EACR25-1120
Recently, immunotherapy has rapidly become the "fifth pillar" of cancer treatment, along with surgery, radiotherapy, chemotherapy, and other targeted treatments. Various categories of immuno-oncology (IO) treatments have been developed, including monoclonal antibodies, Antibody Drug Conjugates (ADCs), Immune Checkpoint Inhibitors (ICIs), vaccines, adoptive cell therapies, immune system modulators. During pre-clinical phase, rodents still represent the most commonly-used in vivo model. However, these models have several drawbacks, such as the immunodeficiency of humanized models, ethical constraints, time requirements and a high cost. Therefore, an alternative, pertinent, 3Rs-compliant in vivo model is strongly needed for accelerating cancer immunotherapy research. In this work, the chicken ChorioAllantoic Membrane (CAM) assay is used to investigate different types of IO treatments.

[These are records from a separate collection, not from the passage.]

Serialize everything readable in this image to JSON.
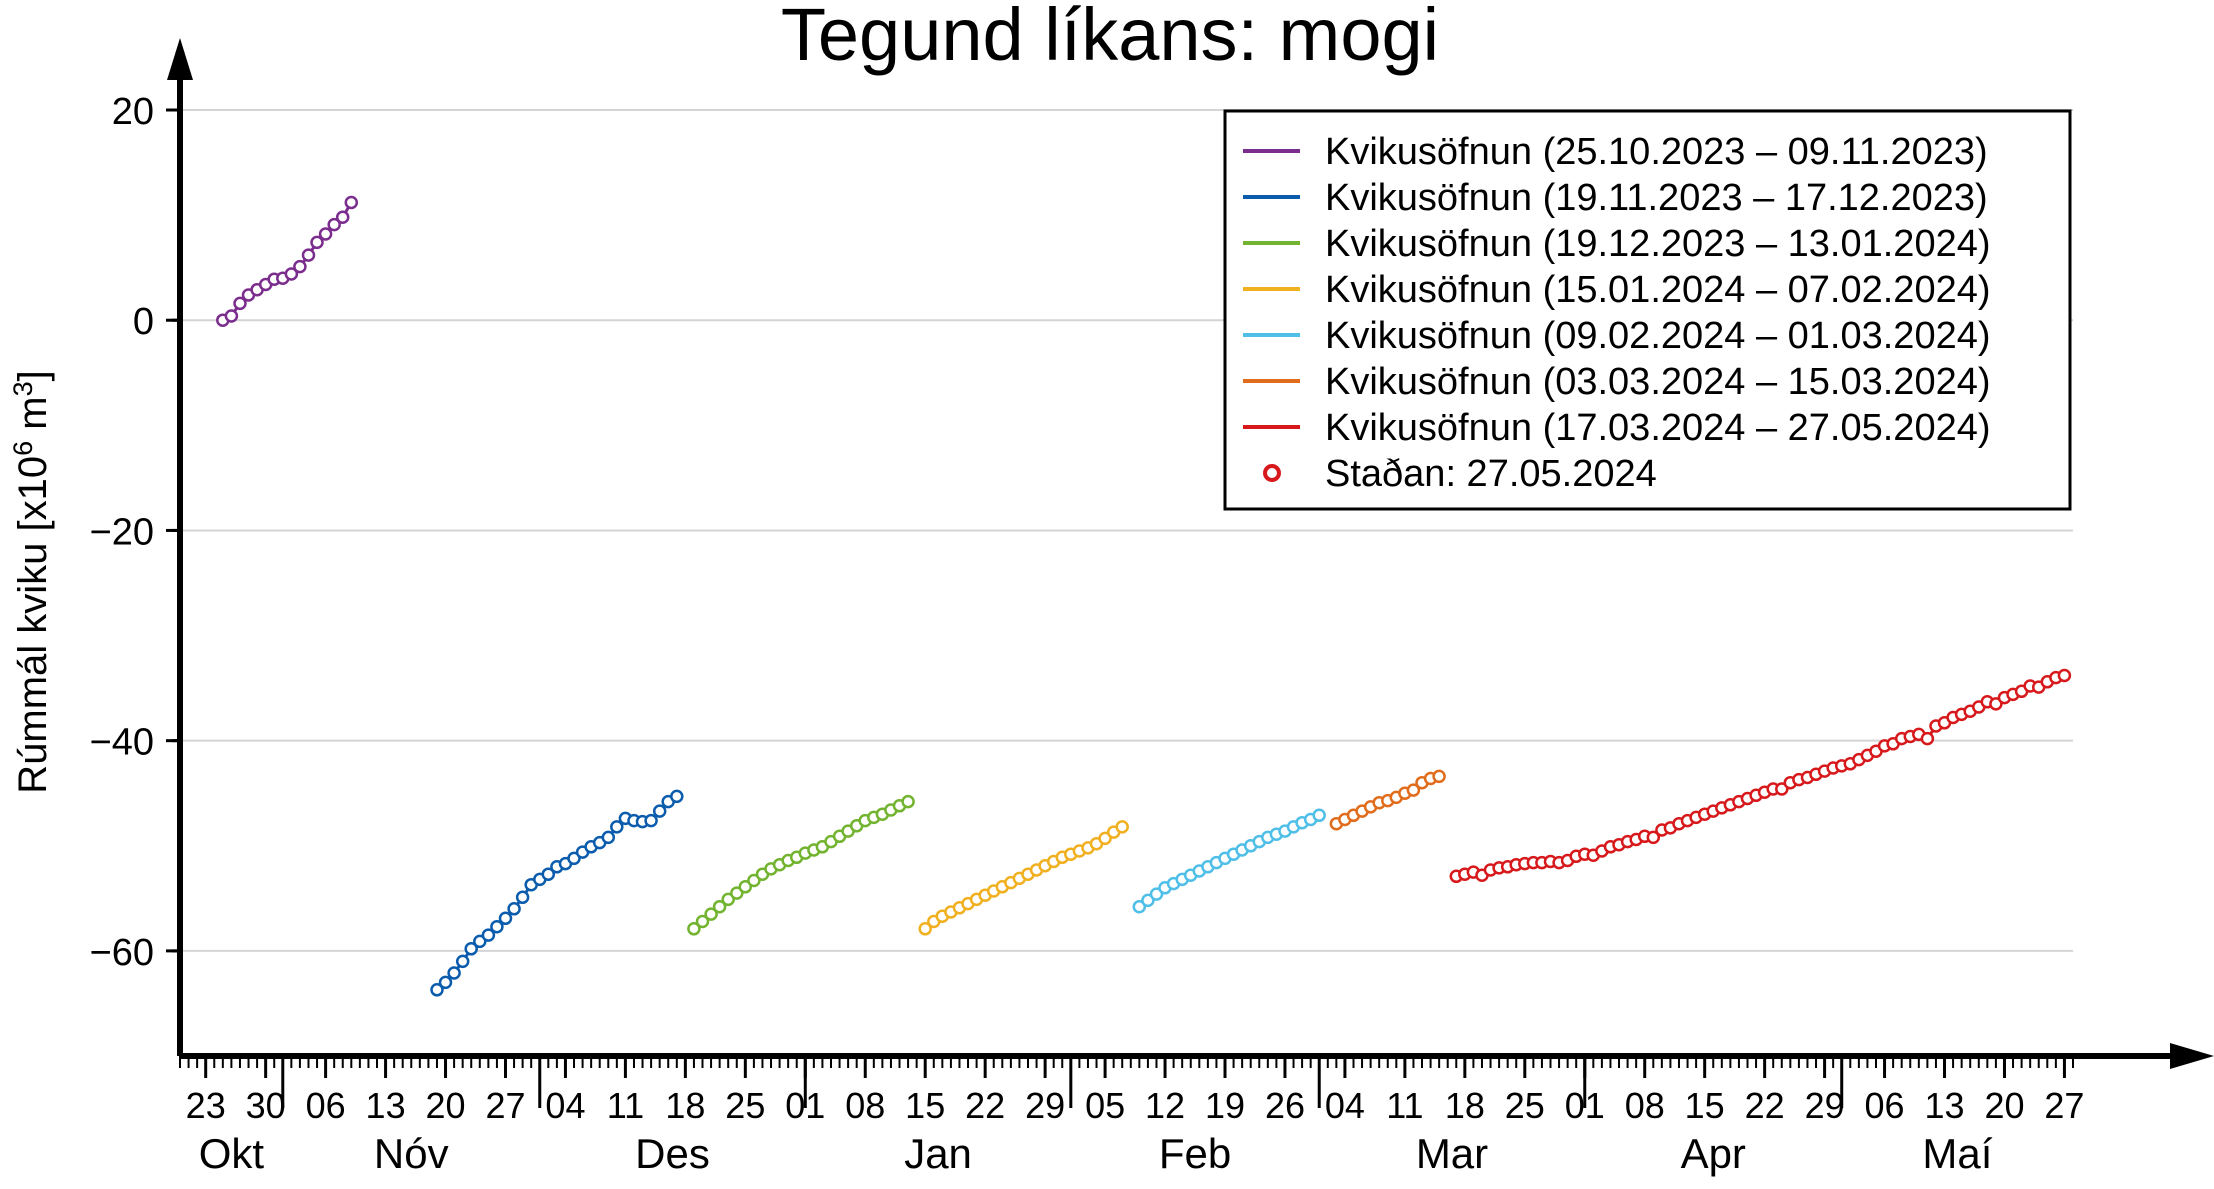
{
  "chart_data": {
    "type": "scatter",
    "title": "Tegund líkans: mogi",
    "ylabel_main": "Rúmmál kviku [x10",
    "ylabel_sup1": "6",
    "ylabel_mid": " m",
    "ylabel_sup2": "3",
    "ylabel_end": "]",
    "ylim": [
      -70,
      20
    ],
    "yticks": [
      -60,
      -40,
      -20,
      0,
      20
    ],
    "ytick_labels": [
      "−60",
      "−40",
      "−20",
      "0",
      "20"
    ],
    "xlim": [
      "2023-10-20",
      "2024-05-28"
    ],
    "grid": "horizontal",
    "legend_position": "top-right",
    "x_day_ticks": [
      {
        "date": "2023-10-23",
        "label": "23"
      },
      {
        "date": "2023-10-30",
        "label": "30"
      },
      {
        "date": "2023-11-06",
        "label": "06"
      },
      {
        "date": "2023-11-13",
        "label": "13"
      },
      {
        "date": "2023-11-20",
        "label": "20"
      },
      {
        "date": "2023-11-27",
        "label": "27"
      },
      {
        "date": "2023-12-04",
        "label": "04"
      },
      {
        "date": "2023-12-11",
        "label": "11"
      },
      {
        "date": "2023-12-18",
        "label": "18"
      },
      {
        "date": "2023-12-25",
        "label": "25"
      },
      {
        "date": "2024-01-01",
        "label": "01"
      },
      {
        "date": "2024-01-08",
        "label": "08"
      },
      {
        "date": "2024-01-15",
        "label": "15"
      },
      {
        "date": "2024-01-22",
        "label": "22"
      },
      {
        "date": "2024-01-29",
        "label": "29"
      },
      {
        "date": "2024-02-05",
        "label": "05"
      },
      {
        "date": "2024-02-12",
        "label": "12"
      },
      {
        "date": "2024-02-19",
        "label": "19"
      },
      {
        "date": "2024-02-26",
        "label": "26"
      },
      {
        "date": "2024-03-04",
        "label": "04"
      },
      {
        "date": "2024-03-11",
        "label": "11"
      },
      {
        "date": "2024-03-18",
        "label": "18"
      },
      {
        "date": "2024-03-25",
        "label": "25"
      },
      {
        "date": "2024-04-01",
        "label": "01"
      },
      {
        "date": "2024-04-08",
        "label": "08"
      },
      {
        "date": "2024-04-15",
        "label": "15"
      },
      {
        "date": "2024-04-22",
        "label": "22"
      },
      {
        "date": "2024-04-29",
        "label": "29"
      },
      {
        "date": "2024-05-06",
        "label": "06"
      },
      {
        "date": "2024-05-13",
        "label": "13"
      },
      {
        "date": "2024-05-20",
        "label": "20"
      },
      {
        "date": "2024-05-27",
        "label": "27"
      }
    ],
    "x_months": [
      {
        "label": "Okt",
        "start": "2023-10-20",
        "end": "2023-11-01",
        "boundary": "2023-11-01"
      },
      {
        "label": "Nóv",
        "start": "2023-11-01",
        "end": "2023-12-01",
        "boundary": "2023-12-01"
      },
      {
        "label": "Des",
        "start": "2023-12-01",
        "end": "2024-01-01",
        "boundary": "2024-01-01"
      },
      {
        "label": "Jan",
        "start": "2024-01-01",
        "end": "2024-02-01",
        "boundary": "2024-02-01"
      },
      {
        "label": "Feb",
        "start": "2024-02-01",
        "end": "2024-03-01",
        "boundary": "2024-03-01"
      },
      {
        "label": "Mar",
        "start": "2024-03-01",
        "end": "2024-04-01",
        "boundary": "2024-04-01"
      },
      {
        "label": "Apr",
        "start": "2024-04-01",
        "end": "2024-05-01",
        "boundary": "2024-05-01"
      },
      {
        "label": "Maí",
        "start": "2024-05-01",
        "end": "2024-05-28",
        "boundary": null
      }
    ],
    "series": [
      {
        "name": "Kvikusöfnun (25.10.2023 – 09.11.2023)",
        "color": "#7b2d8e",
        "x": [
          "2023-10-25",
          "2023-10-26",
          "2023-10-27",
          "2023-10-28",
          "2023-10-29",
          "2023-10-30",
          "2023-10-31",
          "2023-11-01",
          "2023-11-02",
          "2023-11-03",
          "2023-11-04",
          "2023-11-05",
          "2023-11-06",
          "2023-11-07",
          "2023-11-08",
          "2023-11-09"
        ],
        "y": [
          0.0,
          0.4,
          1.6,
          2.4,
          2.9,
          3.4,
          3.9,
          4.0,
          4.4,
          5.1,
          6.2,
          7.4,
          8.2,
          9.1,
          9.8,
          11.2
        ]
      },
      {
        "name": "Kvikusöfnun (19.11.2023 – 17.12.2023)",
        "color": "#0b5cad",
        "x": [
          "2023-11-19",
          "2023-11-20",
          "2023-11-21",
          "2023-11-22",
          "2023-11-23",
          "2023-11-24",
          "2023-11-25",
          "2023-11-26",
          "2023-11-27",
          "2023-11-28",
          "2023-11-29",
          "2023-11-30",
          "2023-12-01",
          "2023-12-02",
          "2023-12-03",
          "2023-12-04",
          "2023-12-05",
          "2023-12-06",
          "2023-12-07",
          "2023-12-08",
          "2023-12-09",
          "2023-12-10",
          "2023-12-11",
          "2023-12-12",
          "2023-12-13",
          "2023-12-14",
          "2023-12-15",
          "2023-12-16",
          "2023-12-17"
        ],
        "y": [
          -63.7,
          -63.0,
          -62.1,
          -61.0,
          -59.8,
          -59.1,
          -58.5,
          -57.7,
          -56.9,
          -56.0,
          -54.9,
          -53.7,
          -53.2,
          -52.7,
          -52.0,
          -51.7,
          -51.2,
          -50.6,
          -50.1,
          -49.7,
          -49.2,
          -48.2,
          -47.4,
          -47.6,
          -47.7,
          -47.6,
          -46.7,
          -45.8,
          -45.3
        ]
      },
      {
        "name": "Kvikusöfnun (19.12.2023 – 13.01.2024)",
        "color": "#72b32f",
        "x": [
          "2023-12-19",
          "2023-12-20",
          "2023-12-21",
          "2023-12-22",
          "2023-12-23",
          "2023-12-24",
          "2023-12-25",
          "2023-12-26",
          "2023-12-27",
          "2023-12-28",
          "2023-12-29",
          "2023-12-30",
          "2023-12-31",
          "2024-01-01",
          "2024-01-02",
          "2024-01-03",
          "2024-01-04",
          "2024-01-05",
          "2024-01-06",
          "2024-01-07",
          "2024-01-08",
          "2024-01-09",
          "2024-01-10",
          "2024-01-11",
          "2024-01-12",
          "2024-01-13"
        ],
        "y": [
          -57.9,
          -57.2,
          -56.5,
          -55.8,
          -55.1,
          -54.5,
          -53.9,
          -53.3,
          -52.7,
          -52.2,
          -51.8,
          -51.4,
          -51.1,
          -50.7,
          -50.4,
          -50.1,
          -49.6,
          -49.1,
          -48.6,
          -48.1,
          -47.6,
          -47.3,
          -47.0,
          -46.6,
          -46.2,
          -45.8
        ]
      },
      {
        "name": "Kvikusöfnun (15.01.2024 – 07.02.2024)",
        "color": "#f0b020",
        "x": [
          "2024-01-15",
          "2024-01-16",
          "2024-01-17",
          "2024-01-18",
          "2024-01-19",
          "2024-01-20",
          "2024-01-21",
          "2024-01-22",
          "2024-01-23",
          "2024-01-24",
          "2024-01-25",
          "2024-01-26",
          "2024-01-27",
          "2024-01-28",
          "2024-01-29",
          "2024-01-30",
          "2024-01-31",
          "2024-02-01",
          "2024-02-02",
          "2024-02-03",
          "2024-02-04",
          "2024-02-05",
          "2024-02-06",
          "2024-02-07"
        ],
        "y": [
          -57.9,
          -57.2,
          -56.7,
          -56.3,
          -55.9,
          -55.5,
          -55.1,
          -54.7,
          -54.3,
          -53.9,
          -53.5,
          -53.1,
          -52.7,
          -52.3,
          -51.9,
          -51.5,
          -51.1,
          -50.8,
          -50.5,
          -50.2,
          -49.8,
          -49.3,
          -48.7,
          -48.2
        ]
      },
      {
        "name": "Kvikusöfnun (09.02.2024 – 01.03.2024)",
        "color": "#4fbfe8",
        "x": [
          "2024-02-09",
          "2024-02-10",
          "2024-02-11",
          "2024-02-12",
          "2024-02-13",
          "2024-02-14",
          "2024-02-15",
          "2024-02-16",
          "2024-02-17",
          "2024-02-18",
          "2024-02-19",
          "2024-02-20",
          "2024-02-21",
          "2024-02-22",
          "2024-02-23",
          "2024-02-24",
          "2024-02-25",
          "2024-02-26",
          "2024-02-27",
          "2024-02-28",
          "2024-02-29",
          "2024-03-01"
        ],
        "y": [
          -55.8,
          -55.2,
          -54.6,
          -54.0,
          -53.6,
          -53.2,
          -52.8,
          -52.4,
          -52.0,
          -51.6,
          -51.2,
          -50.8,
          -50.4,
          -50.0,
          -49.6,
          -49.2,
          -48.9,
          -48.6,
          -48.2,
          -47.8,
          -47.5,
          -47.1
        ]
      },
      {
        "name": "Kvikusöfnun (03.03.2024 – 15.03.2024)",
        "color": "#e06c1c",
        "x": [
          "2024-03-03",
          "2024-03-04",
          "2024-03-05",
          "2024-03-06",
          "2024-03-07",
          "2024-03-08",
          "2024-03-09",
          "2024-03-10",
          "2024-03-11",
          "2024-03-12",
          "2024-03-13",
          "2024-03-14",
          "2024-03-15"
        ],
        "y": [
          -47.9,
          -47.5,
          -47.1,
          -46.7,
          -46.3,
          -45.9,
          -45.7,
          -45.4,
          -45.0,
          -44.7,
          -44.0,
          -43.6,
          -43.4
        ]
      },
      {
        "name": "Kvikusöfnun (17.03.2024 – 27.05.2024)",
        "color": "#d7191c",
        "x": [
          "2024-03-17",
          "2024-03-18",
          "2024-03-19",
          "2024-03-20",
          "2024-03-21",
          "2024-03-22",
          "2024-03-23",
          "2024-03-24",
          "2024-03-25",
          "2024-03-26",
          "2024-03-27",
          "2024-03-28",
          "2024-03-29",
          "2024-03-30",
          "2024-03-31",
          "2024-04-01",
          "2024-04-02",
          "2024-04-03",
          "2024-04-04",
          "2024-04-05",
          "2024-04-06",
          "2024-04-07",
          "2024-04-08",
          "2024-04-09",
          "2024-04-10",
          "2024-04-11",
          "2024-04-12",
          "2024-04-13",
          "2024-04-14",
          "2024-04-15",
          "2024-04-16",
          "2024-04-17",
          "2024-04-18",
          "2024-04-19",
          "2024-04-20",
          "2024-04-21",
          "2024-04-22",
          "2024-04-23",
          "2024-04-24",
          "2024-04-25",
          "2024-04-26",
          "2024-04-27",
          "2024-04-28",
          "2024-04-29",
          "2024-04-30",
          "2024-05-01",
          "2024-05-02",
          "2024-05-03",
          "2024-05-04",
          "2024-05-05",
          "2024-05-06",
          "2024-05-07",
          "2024-05-08",
          "2024-05-09",
          "2024-05-10",
          "2024-05-11",
          "2024-05-12",
          "2024-05-13",
          "2024-05-14",
          "2024-05-15",
          "2024-05-16",
          "2024-05-17",
          "2024-05-18",
          "2024-05-19",
          "2024-05-20",
          "2024-05-21",
          "2024-05-22",
          "2024-05-23",
          "2024-05-24",
          "2024-05-25",
          "2024-05-26",
          "2024-05-27"
        ],
        "y": [
          -52.9,
          -52.7,
          -52.5,
          -52.8,
          -52.3,
          -52.1,
          -52.0,
          -51.8,
          -51.7,
          -51.6,
          -51.6,
          -51.5,
          -51.6,
          -51.4,
          -51.0,
          -50.8,
          -50.9,
          -50.5,
          -50.1,
          -49.9,
          -49.6,
          -49.4,
          -49.1,
          -49.2,
          -48.5,
          -48.3,
          -47.9,
          -47.6,
          -47.3,
          -47.0,
          -46.7,
          -46.4,
          -46.1,
          -45.8,
          -45.5,
          -45.2,
          -44.9,
          -44.6,
          -44.6,
          -44.0,
          -43.7,
          -43.5,
          -43.2,
          -42.9,
          -42.6,
          -42.4,
          -42.2,
          -41.8,
          -41.4,
          -41.0,
          -40.5,
          -40.3,
          -39.8,
          -39.6,
          -39.4,
          -39.8,
          -38.6,
          -38.3,
          -37.8,
          -37.5,
          -37.2,
          -36.8,
          -36.3,
          -36.5,
          -35.9,
          -35.6,
          -35.3,
          -34.8,
          -34.9,
          -34.4,
          -34.0,
          -33.8
        ]
      }
    ],
    "status_marker_label": "Staðan: 27.05.2024",
    "status_marker_color": "#d7191c"
  }
}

On embryonic development day (EDD) 9, different human tumor cell lines are grafted on the upper CAM. A treatment with different immunotherapy reagents is performed between EDD10 and EDD18: monoclonal Abs (bevacizumab, trastuzumab, rituximab) in 4 doses; ADC (trastuzumab emtansine) in 1 dose; ICIs (pembrolizumab, nivolumab, atezolizumab, avelumab) in 5 doses; tumor cell based vaccine (STC1010) in 3 doses; CAR-T cells & CAR-NK cells in 1 dose. IO reagents are evaluated in monotherapy or in combination with other drugs. The in ovo part ends at EDD18. Anti-cancer efficacy is evaluated on tumor growth through tumor mass weight, on metastatic invasion through Alu sequence detection in the lower CAM based on the qPCR, on angiogenesis development by counting the vessels surrounding the tumor, on immune response activation through tumor infiltrating immune biomarker quantification based on the RT-qPCR.
The efficacy of different IO reagents is revealed in ovo: all treatments lead to a significant tumor growth regression (24.79%-49.53%), on different tumor models. Additional analyses show more conclusive evidence, including metastasis regression, the inhibition of angiogenesis development, as well as immune activation and immune cell infiltration in the tumor. Furthermore, the combination regimens show increased anti-tumoral potential when compared to the monotherapy.
Our work demonstrates that the CAM assay is suitable for testing different IO anticancer treatments. The presence of an active immune system allows a suitable characterization of the effects of immunotherapy reagents on tumor cells, the microenvironment, and the entire organism. As one part of New Approach Methodologies (NAMs), the CAM assay provides a relevant alternative, 3Rs-compliant, in vivo model for testing novel immunotherapies on a large spectrum of cancer types, as a monotherapy or as an in combination approach.